Amplo, ao fazer um chamamento ao diálogo com todos os setores e reconhecer que a representação da população negra brasileira, não se restringe nem se limita nem se reduz aos espaços institucionais dos Partidos Políticos.
Luiza Bairros foi além: propôs “amplo diálogo com todas as forças que compõem o Movimento Negro, bem como as instâncias de combate ao racismo dos Partidos políticos”. “É desse diálogo que esperamos derivar a legitimidade das nossas ações, sem nunca pretender o alinhamento acrítico que não produz a inovação nem consegue ser efetivamente representativo das demandas das parcela afro-brasileira que hoje representa mais de 50% da população do país””.

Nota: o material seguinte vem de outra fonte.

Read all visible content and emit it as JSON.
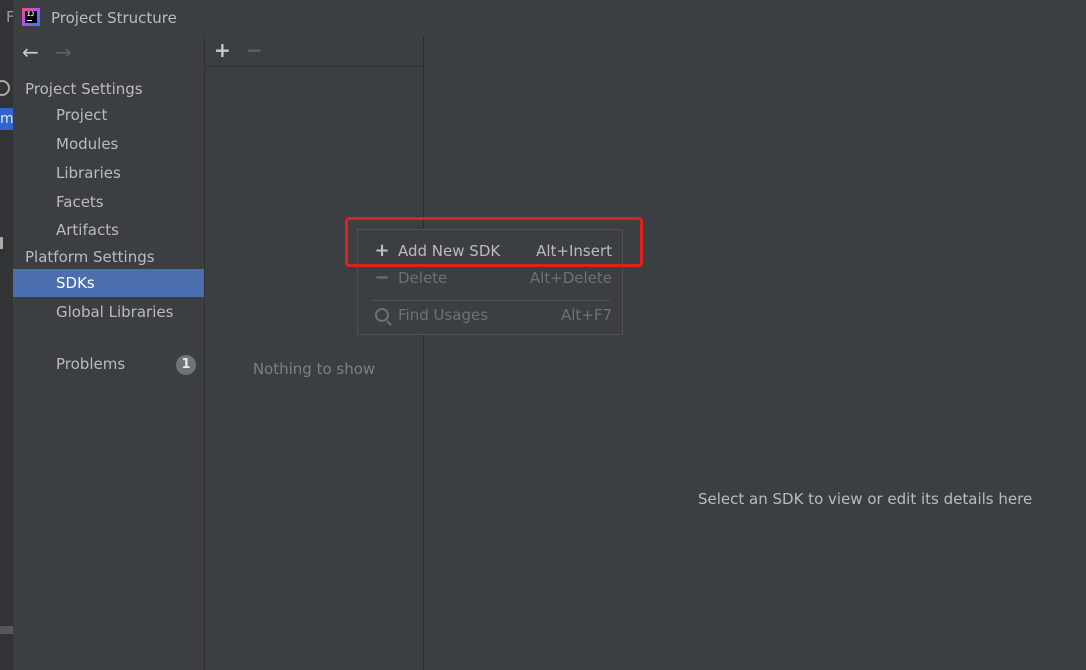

E por fim, o discurso de posse da nova ministra foi equilibrado. Ela se afirmou porta-voz de todas as mulheres negras, e mais do que isso, reafirmou o compromisso “com a luta das mulheres, sem as quais – lembrou – não teríamos chegado até aqui”, sem cair na tentação muito recorrente em certas proposições e discursos de esquecer que a luta por transformações na sociedade não é das mulheres – negras ou não – contra os homens – negros ou não – mas, de todos os seres humanos, contra todas as formas e sistemas de exploração e opressão.
Ao fazê-lo, lembrou a simbologia da existência das nove mulheres escolhidas pela Presidente Dilma Rousseff para ocupar Ministérios e Secretarias com status de Ministério na Esplanada.
“Em uma das tradições do Candomblé, nove é o número de Iansã, a orixá guerreira, a única orixá feminina que adentra o culto dos ancestrais no qual apenas os homens seriam permitidos. Não podemos perder de vista esse significado. De todas e de cada uma das nove ministras espera-se que o feminino e o masculino não sejam lugares estanques, mas espaços nos quais homens e mulheres possam circular com desenvoltura e de acordo com as nossas tarefas como ministros e ministras exigirem; sermos sensíveis e guerreiros ou guerreiras, sermos firmes e justos e justas; sermos cuidadores e cuidadores, sem nunca esquecer a energia”, assinalou.
“E assim nós poderemos com essa força dessa simbologia, nós poderemos ir alternando as nossas possibilidades, as possibilidades que temos enquanto seres humanos que somos, acima de tudo responsáveis, por conduzir o Brasil no caminho da Justiça, da Igualdade e assegurar para mulheres e homens no Brasil uma vida digna, livre da violência e de qualquer tipo de discriminação”, concluiu.
As linhas gerais estão dadas, estão postas. Melhores não poderiamser. Mãos à obra, que a obra é grande e exige muitas mãos. O discurso da nova ministra da SEPPIR não poderia apontar melhor caminho.
Agora é esperar pelas ações. E conferir.